Two of the most influential theorems in discrete mathematics state, respectively, that diagonal Ramsey numbers grow exponentially and that error-correcting codes for noisy channels exist up to the information limit. The former, proved by Erdős in 1947 using random graphs, led to the development of the probabilistic method in combinatorics. The latter, proved by Shannon in 1948 using random codes, is one of the founding results of coding theory. Since then, the probabilistic method has been a cornerstone in the development of both Ramsey theory and coding theory. In this talk, we highlight a few important applications of the probabilistic method in these two parallel but interconnected worlds. We then present new results on Ramsey numbers of graphs and hypergraphs and codes correcting deletion errors, all based on probabilistic ideas.

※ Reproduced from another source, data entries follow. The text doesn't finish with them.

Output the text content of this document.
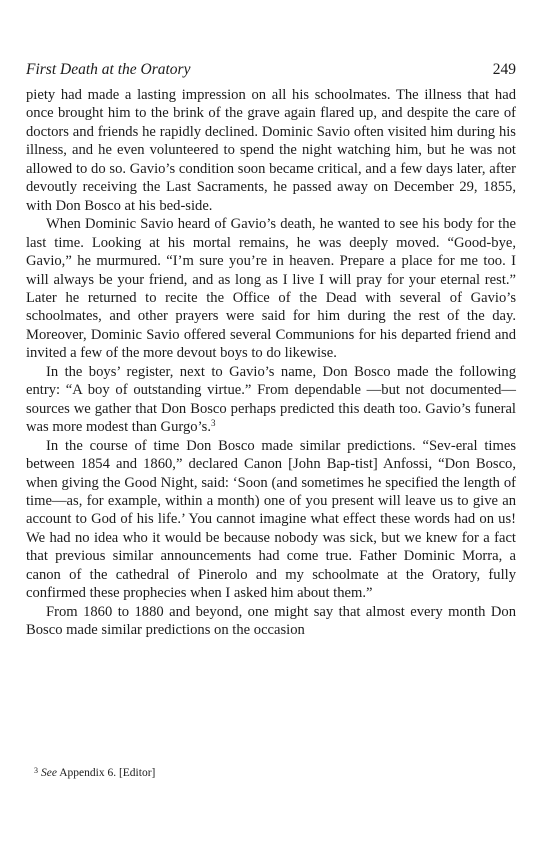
First Death at the Oratory	249

piety had made a lasting impression on all his schoolmates. The illness that had once brought him to the brink of the grave again flared up, and despite the care of doctors and friends he rapidly declined. Dominic Savio often visited him during his illness, and he even volunteered to spend the night watching him, but he was not allowed to do so. Gavio’s condition soon became critical, and a few days later, after devoutly receiving the Last Sacraments, he passed away on December 29, 1855, with Don Bosco at his bed-side.

When Dominic Savio heard of Gavio’s death, he wanted to see his body for the last time. Looking at his mortal remains, he was deeply moved. “Good-bye, Gavio,” he murmured. “I’m sure you’re in heaven. Prepare a place for me too. I will always be your friend, and as long as I live I will pray for your eternal rest.” Later he returned to recite the Office of the Dead with several of Gavio’s schoolmates, and other prayers were said for him during the rest of the day. Moreover, Dominic Savio offered several Communions for his departed friend and invited a few of the more devout boys to do likewise.

In the boys’ register, next to Gavio’s name, Don Bosco made the following entry: “A boy of outstanding virtue.” From dependable —but not documented—sources we gather that Don Bosco perhaps predicted this death too. Gavio’s funeral was more modest than Gurgo’s.$^3$

In the course of time Don Bosco made similar predictions. “Sev-eral times between 1854 and 1860,” declared Canon [John Bap-tist] Anfossi, “Don Bosco, when giving the Good Night, said: ‘Soon (and sometimes he specified the length of time—as, for example, within a month) one of you present will leave us to give an account to God of his life.’ You cannot imagine what effect these words had on us! We had no idea who it would be because nobody was sick, but we knew for a fact that previous similar announcements had come true. Father Dominic Morra, a canon of the cathedral of Pinerolo and my schoolmate at the Oratory, fully confirmed these prophecies when I asked him about them.”

From 1860 to 1880 and beyond, one might say that almost every month Don Bosco made similar predictions on the occasion

$^3$ See Appendix 6. [Editor]
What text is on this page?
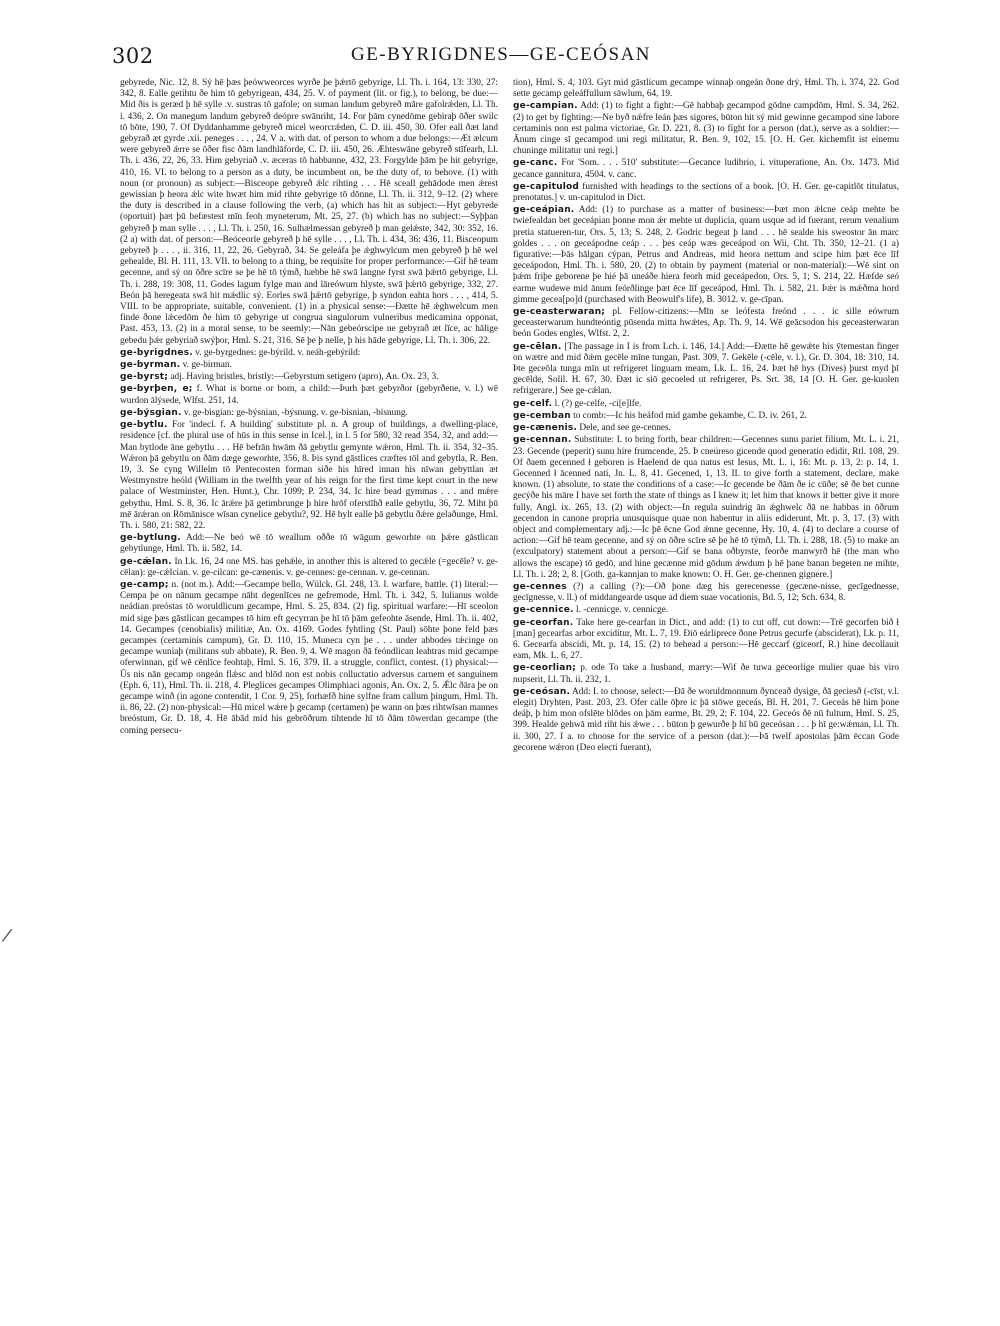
302	GE-BYRIGDNES—GE-CEÓSAN
/

gebyrede, Nic. 12, 8. Sý hē þæs þeówweorces wyrðe þe þǽrtō gebyrige, Ll. Th. i. 164, 13: 330, 27: 342, 8. Ealle getihtu ðe him tō gebyrigean, 434, 25. V. of payment (lit. or fig.), to belong, be due:—Mid ðis is geræd þ hē sylle .v. sustras tō gafole; on suman landum gebyreð māre gafolrǽden, Ll. Th. i. 436, 2. On manegum landum gebyreð deópre swānriht, 14. For þām cynedōme gebiraþ ōðer swilc tō bōte, 190, 7. Of Dyddanhamme gebyreð micel weorcrǽden, C. D. iii. 450, 30. Ofer eall ðæt land gebyrað æt gyrde .xii. peneges . . . , 24. V a. with dat. of person to whom a due belongs:—Æt ælcum were gebyreð ǽrre se ōðer fisc ðām landhlāforde, C. D. iii. 450, 26. Æhteswāne gebyreð stīfearh, Ll. Th. i. 436, 22, 26, 33. Him gebyriað .v. æceras tō habbanne, 432, 23. Forgylde þām þe hit gebyrige, 410, 16. VI. to belong to a person as a duty, be incumbent on, be the duty of, to behove. (1) with noun (or pronoun) as subject:—Bisceope gebyreð ǽlc rihting . . . Hē sceall gehādode men ǽrest gewissian þ heora ǽlc wite hwæt him mid rihte gebyrige tō dōnne, Ll. Th. ii. 312, 9–12. (2) where the duty is described in a clause following the verb, (a) which has hit as subject:—Hyt gebyrede (oportuit) þæt þū befæstest mīn feoh myneterum, Mt. 25, 27. (b) which has no subject:—Syþþan gebyreð þ man sylle . . . , Ll. Th. i. 250, 16. Sulhælmessan gebyreð þ man gelǽste, 342, 30: 352, 16. (2 a) with dat. of person:—Beóceorle gebyreð þ hē sylle . . . , Ll. Th. i. 434, 36: 436, 11. Bisceopum gebyreð þ . . . , ii. 316, 11, 22, 26. Gebyrað, 34. Se geleáfa þe ǽghwylcum men gebyreð þ hē wel gehealde, Bl. H. 111, 13. VII. to belong to a thing, be requisite for proper performance:—Gif hē team gecenne, and sý on ōðre scīre se þe hē tō týmð, hæbbe hē swā langne fyrst swā þǽrtō gebyrige, Ll. Th. i. 288, 19: 308, 11. Godes lagum fylge man and lāreówum hlyste, swā þǽrtō gebyrige, 332, 27. Beón þā heregeata swā hit mǽdlic sý. Eorles swā þǽrtō gebyrige, þ syndon eahta hors . . . , 414, 5. VIII. to be appropriate, suitable, convenient. (1) in a physical sense:—Ðætte hē ǽghwelcum men finde ðone lǽcedōm ðe him tō gebyrige ut congrua singulorum vulneribus medicamina opponat, Past. 453, 13. (2) in a moral sense, to be seemly:—Nān gebeórscipe ne gebyrað æt līce, ac hālige gebedu þǽr gebyriað swýþor, Hml. S. 21, 316. Sē þe þ nelle, þ his hāde gebyrige, Ll. Th. i. 306, 22.

ge-byrigdnes. v. ge-byrgednes: ge-býrild. v. neáh-gebýrild:

ge-byrman. v. ge-birman.

ge-byrst; adj. Having bristles, bristly:—Gebyrstum setigero (apro), An. Ox. 23, 3.

ge-byrþen, e; f. What is borne or born, a child:—Þurh þæt gebyrðor (gebyrðene, v. l.) wē wurdon ālýsede, Wlfst. 251, 14.

ge-býsgian. v. ge-bisgian: ge-býsnian, -býsnung. v. ge-bisnian, -bisnung.

ge-bytlu. For 'indecl. f. A building' substitute pl. n. A group of buildings, a dwelling-place, residence [cf. the plural use of hūs in this sense in Icel.], in l. 5 for 580, 32 read 354, 32, and add:—Man bytlode āne gebytlu . . . Hē befrān hwām ðā gebytlu gemynte wǽron, Hml. Th. ii. 354, 32–35. Wǽron þā gebytlu on ðām dæge geworhte, 356, 8. Þis synd gāstlices cræftes tōl and gebytla, R. Ben. 19, 3. Se cyng Willelm tō Pentecosten forman siðe his hīred innan his nīwan gebyttlan æt Westmynstre heóld (William in the twelfth year of his reign for the first time kept court in the new palace of Westminster, Hen. Hunt.), Chr. 1099; P. 234, 34. Ic hire bead gymmas . . . and mǽre gebythu, Hml. S. 8, 36. Ic ārǽre þā getimbrunge þ hire hrōf oferstīhð ealle gebytlu, 36, 72. Miht þū mē ārǽran on Rōmānisce wīsan cynelice gebytlu?, 92. Hē hylt ealle þā gebytlu ðǽre gelaðunge, Hml. Th. i. 580, 21: 582, 22.

ge-bytlung. Add:—Ne beó wē tō weallum oððe tō wāgum geworhte on þǽre gāstlican gebytlunge, Hml. Th. ii. 582, 14.

ge-cǽlan. In Lk. 16, 24 one MS. has gehǽle, in another this is altered to gecǽle (=gecēle? v. ge-cēlan): ge-cǽlcian. v. ge-cilcan: ge-cænenis. v. ge-cennes: ge-cennan. v. ge-cennan.

ge-camp; n. (not m.). Add:—Gecampe bello, Wülck. Gl. 248, 13. I. warfare, battle. (1) literal:—Cempa þe on nānum gecampe nāht degenlīces ne gefremode, Hml. Th. i. 342, 5. Iulianus wolde neádian preóstas tō woruldlicum gecampe, Hml. S. 25, 834. (2) fig. spiritual warfare:—Hī sceolon mid sige þæs gāstlican gecampes tō him eft gecyrran þe hī tō þām gefeohte āsende, Hml. Th. ii. 402, 14. Gecampes (cenobialis) militiæ, An. Ox. 4169. Godes fyhtling (St. Paul) sōhte þone feld þæs gecampes (certaminis campum), Gr. D. 110, 15. Muneca cyn þe . . . under abbodes tǽcinge on gecampe wuniaþ (militans sub abbate), R. Ben. 9, 4. Wē magon ðā feóndlican leahtras mid gecampe oferwinnan, gif wē cēnlīce feohtaþ, Hml. S. 16, 379. II. a struggle, conflict, contest. (1) physical:—Ūs nis nān gecamp ongeán flǽsc and blōd non est nobis colluctatio adversus carnem et sanguinem (Eph. 6, 11), Hml. Th. ii. 218, 4. Pleglices gecampes Olimphiaci agonis, An. Ox. 2, 5. Ǽlc ðāra þe on gecampe winð (in agone contendit, 1 Cor. 9, 25), forhæfð hine sylfne fram callum þingum, Hml. Th. ii. 86, 22. (2) non-physical:—Hū micel wǽre þ gecamp (certamen) þe wann on þæs rihtwīsan mannes breóstum, Gr. D. 18, 4. Hē ābād mid his gebrōðrum tihtende hī tō ðām tōwerdan gecampe (the coming persecu-

tion), Hml. S. 4, 103. Gyt mid gāstlicum gecampe winnaþ ongeán ðone drý, Hml. Th. i. 374, 22. God sette gecamp geleáffullum sāwlum, 64, 19.

ge-campian. Add: (1) to fight a fight:—Gē habbaþ gecampod gōdne campdōm, Hml. S. 34, 262. (2) to get by fighting:—Ne byð nǽfre leán þæs sigores, būton hit sý mid gewinne gecampod sine labore certaminis non est palma victoriae, Gr. D. 221, 8. (3) to fight for a person (dat.), serve as a soldier:—Ānum cinge sī gecampod uni regi militatur, R. Ben. 9, 102, 15. [O. H. Ger. kichemfit ist einemu chuninge militatur uni regi.]

ge-canc. For 'Som. . . . 510' substitute:—Gecance ludibrio, i. vituperatione, An. Ox. 1473. Mid gecance gannitura, 4504. v. canc.

ge-capitulod furnished with headings to the sections of a book. [O. H. Ger. ge-capitlōt titulatus, prenotatus.] v. un-capitulod in Dict.

ge-ceápian. Add: (1) to purchase as a matter of business:—Þæt mon ǽlcne ceáp mehte be twiefealdan bet geceápian þonne mon ǽr mehte ut duplicia, quam usque ad id fuerant, rerum venalium pretia statueren-tur, Ors. 5, 13; S. 248, 2. Godric begeat þ land . . . hē sealde his sweostor ān marc goldes . . . on geceápodne ceáp . . . þes ceáp wæs geceápod on Wii, Cht. Th. 350, 12–21. (1 a) figurative:—Þās hālgan cýpan, Petrus and Andreas, mid heora nettum and scipe him þæt ēce līf geceápodon, Hml. Th. i. 580, 20. (2) to obtain by payment (material or non-material):—Wē sint on þǽm friþe geborene þe hié þā uneáðe hiera feorh mid geceápedon, Ors. 5, 1; S. 214, 22. Hæfde seó earme wudewe mid ānum feórðlinge þæt ēce līf geceápod, Hml. Th. i. 582, 21. Þǽr is mǽðma hord gimme gecea[po]d (purchased with Beowulf's life), B. 3012. v. ge-cīpan.

ge-ceasterwaran; pl. Fellow-citizens:—Mīn se leófesta freónd . . . ic sille eówrum geceasterwarum hundteóntig pūsenda mitta hwǽtes, Ap. Th. 9, 14. Wē geācsodon his geceasterwaran beón Godes engles, Wlfst. 2, 2.

ge-cēlan. [The passage in I is from Lch. i. 146, 14.] Add:—Ðætte hē gewǽte his ȳtemestan finger on wætre and mid ðǽm gecēle mīne tungan, Past. 309, 7. Gekēle (-cēle, v. l.), Gr. D. 304, 18: 310, 14. Þte geceōla tunga mīn ut refrigeret linguam meam, Lk. L. 16, 24. Þæt hē hys (Dives) þurst myd þī gecēlde, Solil. H. 67, 30. Ðæt ic siō gecoeled ut refrigerer, Ps. Srt. 38, 14 [O. H. Ger. ge-kuolen refrigerare.] See ge-cǽlan.

ge-celf. l. (?) ge-celfe, -ci[e]lfe.

ge-cemban to comb:—Ic his heáfod mid gambe gekambe, C. D. iv. 261, 2.

ge-cænenis. Dele, and see ge-cennes.

ge-cennan. Substitute: I. to bring forth, bear children:—Gecennes sunu pariet filium, Mt. L. i. 21, 23. Gecende (peperit) sunu hire frumcende, 25. Þ cneúreso gicende quod generatio edidit, Rtl. 108, 29. Of ðaem gecenned ł geboren is Haelend de qua natus est Iesus, Mt. L. i, 16: Mt. p. 13, 2: p. 14, 1. Gecenned ł ācenned nati, Jn. L. 8, 41. Gecened, 1, 13. II. to give forth a statement, declare, make known. (1) absolute, to state the conditions of a case:—Ic gecende be ðām ðe ic cūðe; sē ðe bet cunne gecýðe his māre I have set forth the state of things as I knew it; let him that knows it better give it more fully, Angl. ix. 265, 13. (2) with object:—In regula suindrig ān ǽghwelc ðā ne habbas in ōðrum gecendon in canone propria unusquisque quae non habentur in aliis ediderunt, Mt. p. 3, 17. (3) with object and complementary adj.:—Ic þē ēcne God ǽnne gecenne, Hy. 10, 4. (4) to declare a course of action:—Gif hē team gecenne, and sý on ōðre scīre sē þe hē tō týmð, Ll. Th. i. 288, 18. (5) to make an (exculpatory) statement about a person:—Gif se bana oðbyrste, feorðe manwyrð hē (the man who allows the escape) tō gedō, and hine gecænne mid gōdum ǽwdum þ hē þane banan begeten ne mihte, Ll. Th. i. 28; 2, 8. [Goth. ga-kannjan to make known: O. H. Ger. ge-chennen gignere.]

ge-cennes (?) a calling (?):—Oð þone dæg his gerecenesse (gecæne-nisse, gecīgednesse, gecīgnesse, v. ll.) of middangearde usque ad diem suae vocationis, Bd. 5, 12; Sch. 634, 8.

ge-cennice. l. -cennicge. v. cennicge.

ge-ceorfan. Take here ge-cearfan in Dict., and add: (1) to cut off, cut down:—Trē gecorfen bið ł [man] gecearfas arbor exciditur, Mt. L. 7, 19. Ðiō eárliprece ðone Petrus gecurfe (absciderat), Lk. p. 11, 6. Gecearfa abscidi, Mt. p. 14, 15. (2) to behead a person:—Hē geccarf (giceorf, R.) hine decollauit eam, Mk. L. 6, 27.

ge-ceorlian; p. ode To take a husband, marry:—Wif ðe tuwa geceorlige mulier quae bis viro nupserit, Ll. Th. ii. 232, 1.

ge-ceósan. Add: I. to choose, select:—Ðā ðe woruldmonnum ðynceað dysige, ðā geciesð (-cīst, v.l. elegit) Dryhten, Past. 203, 23. Ofer calle ōþre ic þā stōwe geceás, Bl. H. 201, 7. Geceás hē him þone deáþ, þ him mon ofslēte blōdes on þām earme, Bt. 29, 2; F. 104, 22. Geceós ðē nū fultum, Hml. S. 25, 399. Healde gehwā mid riht his ǽwe . . . būton þ gewurðe þ hī bū geceósan . . . þ hī ge:wǽman, Ll. Th. ii. 300, 27. I a. to choose for the service of a person (dat.):—Þā twelf apostolas þām ēccan Gode gecorene wǽron (Deo electi fuerant),
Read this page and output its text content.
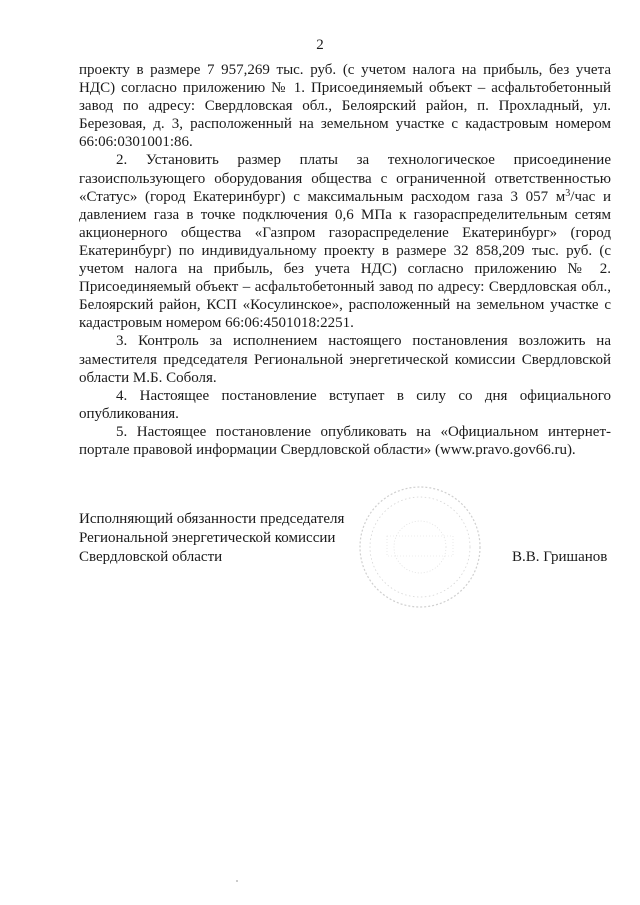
2

проекту в размере 7 957,269 тыс. руб. (с учетом налога на прибыль, без учета НДС) согласно приложению № 1. Присоединяемый объект – асфальтобетонный завод по адресу: Свердловская обл., Белоярский район, п. Прохладный, ул. Березовая, д. 3, расположенный на земельном участке с кадастровым номером 66:06:0301001:86.

2. Установить размер платы за технологическое присоединение газоиспользующего оборудования общества с ограниченной ответственностью «Статус» (город Екатеринбург) с максимальным расходом газа 3 057 $м^3$/час и давлением газа в точке подключения 0,6 МПа к газораспределительным сетям акционерного общества «Газпром газораспределение Екатеринбург» (город Екатеринбург) по индивидуальному проекту в размере 32 858,209 тыс. руб. (с учетом налога на прибыль, без учета НДС) согласно приложению № 2. Присоединяемый объект – асфальтобетонный завод по адресу: Свердловская обл., Белоярский район, КСП «Косулинское», расположенный на земельном участке с кадастровым номером 66:06:4501018:2251.

3. Контроль за исполнением настоящего постановления возложить на заместителя председателя Региональной энергетической комиссии Свердловской области М.Б. Соболя.

4. Настоящее постановление вступает в силу со дня официального опубликования.

5. Настоящее постановление опубликовать на «Официальном интернет-портале правовой информации Свердловской области» (www.pravo.gov66.ru).

Исполняющий обязанности председателя
Региональной энергетической комиссии
Свердловской области	В.В. Гришанов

### Stochastic partial differential equations in supercritical, subcritical, and critical dimensions

Series
Job Candidate Talk
Time
Friday, January 13, 2023 - 11:05 for 1 hour (actually 50 minutes)
Location
Skiles 006
Speaker
Alexander DunlapCourant Institute, NYU

A pervading question in the study of stochastic PDE is how small-scale random forcing in an equation combines to create nontrivial statistical behavior on large spatial and temporal scales. I will discuss recent progress on this topic for several related stochastic PDEs - stochastic heat, KPZ, and Burgers equations - and some of their generalizations. These equations are (conjecturally) universal models of physical processes such as a polymer in a random environment, the growth of a random interface, branching Brownian motion, and the voter model. The large-scale behavior of solutions on large scales is complex, and in particular depends qualitatively on the dimension of the space. I will describe the phenomenology, and then describe several results and challenging problems on invariant measures, growth exponents, and limiting distributions.